Пленница для двоих - стр. 14
– Так что ты в банке делала? – Князь спрашивает спустя час, как мы по ночной дороге едем.
– У всех свои тайны. Я же не спрашиваю, что ты там делал.
– Работал.
– Вот и я работала.
– И кем же? В таком коротком платье и с красной помадой приличные девочки не ходят.
– Ты видел?
– Мы банк осматривали с самого утра. А тебя узнать было не сложно.
Меня обидой берёт, что вся маскировка не помогла. Поняли, что это я даже под другим образом, где от меня ничего не осталось. Но ещё слова Князя значили, что они знали, что я в банке буду. Уже заводя людей понимали, что выйдут со мной.
Я думала, что успела бы, будь хоть немного расторопнее. Случайность, что задержалась. А теперь понимаю, что даже если бы к выходу приблизилась, меня обратно бы затолкали. Только не ясно, зачем это Князю нужно было. Рисковать, лишь бы меня не выпустить.
Дёргаюсь, желая отвернуться, но мужчина не даёт. Не отрывает взгляда от дороги, но переплетает наши пальцы.
У меня воздух из лёгких пропадает от этого. Смотрю на резкий контраст наших рук. Моя бледная и маленькая ладонь с его длинными загорелыми пальцами. На секунду это таким правильным кажется. Спокойно от чужого тепла и тишины.
– Что ты делаешь?
– Ничего. А что, волнуешься?
– Ни капли.
Вру и не краснею даже, но взгляда отвести не могу. Кажется, что если смотреть, то не так волнительно ощущать его касания будет. Как он поглаживает костяшки, едва царапая ногтями. Как сжимает ладонь, пуская разряды по венам.
– Мне нужна эта флешка, Тис.
– Какая флешка? Я правда не понимаю, что ты хочешь, Князь, - под угрюмым взглядом мужчины исправляюсь: – Илюша.
– Флешка Красновой. Может диск, папки, дискета. Не ебу, что в той ячейке было. Но там компромат на Цербера. И мне он нужен.
Понимаю, что Князь чувствует, как я дёргаюсь. Застываю от понимания, о ком именно информацию украла. Даже люди, никак не связанные с криминалом, постоянно слышали о нём. В новостях мелькало это имя и упоминание, сколько он разборок натворил. Цербер ещё с девяностых работал, давно страх нагоняет.

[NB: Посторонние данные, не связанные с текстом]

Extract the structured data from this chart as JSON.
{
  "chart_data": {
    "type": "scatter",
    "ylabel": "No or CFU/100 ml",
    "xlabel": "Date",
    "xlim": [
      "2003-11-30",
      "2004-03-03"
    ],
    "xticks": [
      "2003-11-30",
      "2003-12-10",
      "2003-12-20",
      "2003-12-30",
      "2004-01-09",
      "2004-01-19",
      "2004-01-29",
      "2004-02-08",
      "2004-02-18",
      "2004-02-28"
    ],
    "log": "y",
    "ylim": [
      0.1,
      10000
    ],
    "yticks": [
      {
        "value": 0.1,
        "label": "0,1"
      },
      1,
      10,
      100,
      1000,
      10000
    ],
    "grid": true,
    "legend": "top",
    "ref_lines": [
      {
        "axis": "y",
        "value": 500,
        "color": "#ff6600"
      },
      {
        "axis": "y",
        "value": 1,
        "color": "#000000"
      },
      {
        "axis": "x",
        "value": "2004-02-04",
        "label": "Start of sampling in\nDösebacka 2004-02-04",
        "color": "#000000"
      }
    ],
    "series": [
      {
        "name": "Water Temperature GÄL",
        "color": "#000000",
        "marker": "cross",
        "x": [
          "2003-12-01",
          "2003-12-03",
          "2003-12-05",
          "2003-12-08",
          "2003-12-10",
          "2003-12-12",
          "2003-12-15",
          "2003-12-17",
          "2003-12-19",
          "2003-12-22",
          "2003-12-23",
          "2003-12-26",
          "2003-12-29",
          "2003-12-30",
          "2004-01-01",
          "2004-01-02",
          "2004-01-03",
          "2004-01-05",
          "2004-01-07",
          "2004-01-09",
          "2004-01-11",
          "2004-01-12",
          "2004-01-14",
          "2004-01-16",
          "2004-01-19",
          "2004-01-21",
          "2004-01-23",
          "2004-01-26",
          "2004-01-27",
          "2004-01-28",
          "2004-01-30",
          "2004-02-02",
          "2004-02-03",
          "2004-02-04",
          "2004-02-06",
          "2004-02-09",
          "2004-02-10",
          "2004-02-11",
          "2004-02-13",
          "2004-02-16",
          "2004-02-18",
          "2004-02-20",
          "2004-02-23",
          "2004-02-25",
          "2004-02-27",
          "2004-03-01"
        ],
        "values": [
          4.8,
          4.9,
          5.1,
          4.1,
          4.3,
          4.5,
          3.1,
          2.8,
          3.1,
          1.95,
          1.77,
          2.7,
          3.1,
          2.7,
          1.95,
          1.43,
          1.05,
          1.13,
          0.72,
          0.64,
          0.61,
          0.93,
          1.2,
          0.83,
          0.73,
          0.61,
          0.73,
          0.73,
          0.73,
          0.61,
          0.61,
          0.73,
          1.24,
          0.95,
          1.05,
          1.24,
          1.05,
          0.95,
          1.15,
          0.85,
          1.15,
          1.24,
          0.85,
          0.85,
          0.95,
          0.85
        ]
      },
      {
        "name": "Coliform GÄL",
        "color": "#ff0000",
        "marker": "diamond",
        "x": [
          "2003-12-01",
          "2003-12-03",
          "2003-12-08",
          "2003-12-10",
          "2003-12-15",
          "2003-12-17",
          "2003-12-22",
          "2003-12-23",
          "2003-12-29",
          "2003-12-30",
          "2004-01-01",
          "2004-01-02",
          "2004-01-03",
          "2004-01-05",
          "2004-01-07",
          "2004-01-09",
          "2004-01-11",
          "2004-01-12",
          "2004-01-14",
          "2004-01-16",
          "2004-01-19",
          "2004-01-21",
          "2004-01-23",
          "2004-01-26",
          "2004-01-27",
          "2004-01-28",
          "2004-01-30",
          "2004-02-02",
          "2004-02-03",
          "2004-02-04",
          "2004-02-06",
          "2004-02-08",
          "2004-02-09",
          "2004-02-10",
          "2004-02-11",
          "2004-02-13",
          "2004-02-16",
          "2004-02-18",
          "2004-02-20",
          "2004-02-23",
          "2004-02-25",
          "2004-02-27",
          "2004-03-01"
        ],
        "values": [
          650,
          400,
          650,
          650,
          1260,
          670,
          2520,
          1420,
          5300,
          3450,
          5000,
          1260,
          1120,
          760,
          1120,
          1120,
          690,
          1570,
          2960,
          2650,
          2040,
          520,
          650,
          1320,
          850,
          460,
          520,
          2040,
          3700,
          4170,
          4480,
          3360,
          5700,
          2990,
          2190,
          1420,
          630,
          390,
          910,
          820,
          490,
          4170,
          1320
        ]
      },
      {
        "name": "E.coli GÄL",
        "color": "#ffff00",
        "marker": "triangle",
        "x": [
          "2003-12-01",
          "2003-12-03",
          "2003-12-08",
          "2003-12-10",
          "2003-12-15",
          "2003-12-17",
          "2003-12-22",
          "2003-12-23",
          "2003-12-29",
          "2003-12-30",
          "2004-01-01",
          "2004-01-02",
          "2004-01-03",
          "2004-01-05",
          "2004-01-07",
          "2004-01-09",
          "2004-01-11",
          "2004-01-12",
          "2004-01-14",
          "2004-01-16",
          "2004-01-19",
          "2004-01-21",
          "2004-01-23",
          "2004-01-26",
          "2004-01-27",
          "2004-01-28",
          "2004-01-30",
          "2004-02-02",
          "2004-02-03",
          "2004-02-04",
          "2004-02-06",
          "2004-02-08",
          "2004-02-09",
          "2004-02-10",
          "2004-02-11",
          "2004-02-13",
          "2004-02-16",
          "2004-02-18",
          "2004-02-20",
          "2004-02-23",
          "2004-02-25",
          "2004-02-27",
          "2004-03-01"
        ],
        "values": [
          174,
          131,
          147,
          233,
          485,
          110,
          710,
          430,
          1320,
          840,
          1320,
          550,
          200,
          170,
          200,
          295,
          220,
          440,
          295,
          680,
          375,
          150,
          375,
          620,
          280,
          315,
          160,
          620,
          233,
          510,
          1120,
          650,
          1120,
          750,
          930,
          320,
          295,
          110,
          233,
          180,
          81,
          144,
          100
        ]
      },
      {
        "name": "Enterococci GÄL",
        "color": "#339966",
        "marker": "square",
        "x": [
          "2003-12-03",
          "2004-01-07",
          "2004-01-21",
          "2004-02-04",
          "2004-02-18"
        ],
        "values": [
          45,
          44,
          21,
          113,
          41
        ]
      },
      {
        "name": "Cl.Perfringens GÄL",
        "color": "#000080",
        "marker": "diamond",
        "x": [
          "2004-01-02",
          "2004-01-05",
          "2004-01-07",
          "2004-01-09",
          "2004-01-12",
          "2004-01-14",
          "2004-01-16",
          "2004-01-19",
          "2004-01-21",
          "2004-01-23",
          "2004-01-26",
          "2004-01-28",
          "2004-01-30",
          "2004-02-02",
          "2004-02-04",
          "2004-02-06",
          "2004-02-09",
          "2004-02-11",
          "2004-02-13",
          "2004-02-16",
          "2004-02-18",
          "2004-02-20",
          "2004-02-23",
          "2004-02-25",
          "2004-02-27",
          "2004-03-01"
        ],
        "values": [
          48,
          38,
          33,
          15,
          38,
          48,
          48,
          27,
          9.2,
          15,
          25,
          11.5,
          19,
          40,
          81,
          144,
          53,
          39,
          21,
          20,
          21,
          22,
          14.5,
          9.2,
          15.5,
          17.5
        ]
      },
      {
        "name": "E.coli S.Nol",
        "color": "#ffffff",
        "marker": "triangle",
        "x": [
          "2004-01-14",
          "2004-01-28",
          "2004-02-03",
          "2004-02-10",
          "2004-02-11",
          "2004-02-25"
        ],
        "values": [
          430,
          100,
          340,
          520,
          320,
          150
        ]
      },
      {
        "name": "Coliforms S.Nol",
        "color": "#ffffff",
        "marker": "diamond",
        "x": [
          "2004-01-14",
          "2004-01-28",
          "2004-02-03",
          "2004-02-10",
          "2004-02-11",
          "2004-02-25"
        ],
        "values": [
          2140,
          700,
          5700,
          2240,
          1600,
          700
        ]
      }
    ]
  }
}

И если у Князя иногда могло предохранители снести, чего я ещё ни разу не наблюдала, то Цербер вообще был без любых ограничителей. Столько всего натворил за три десятилетия, что страшно представить. У него ни жалости, ни сострадания минимального. Не мало семей вырезал в нулевых, себя прокладывая путь. И хуже всего было, что никто настоящего имени не знал. За столько лет ничего о нём не узнали.
Он может быть соседом, мило улыбающимся днём, а по ночам свои дела ножом решающим.
– Теперь понимаешь, почему должна отдать информацию?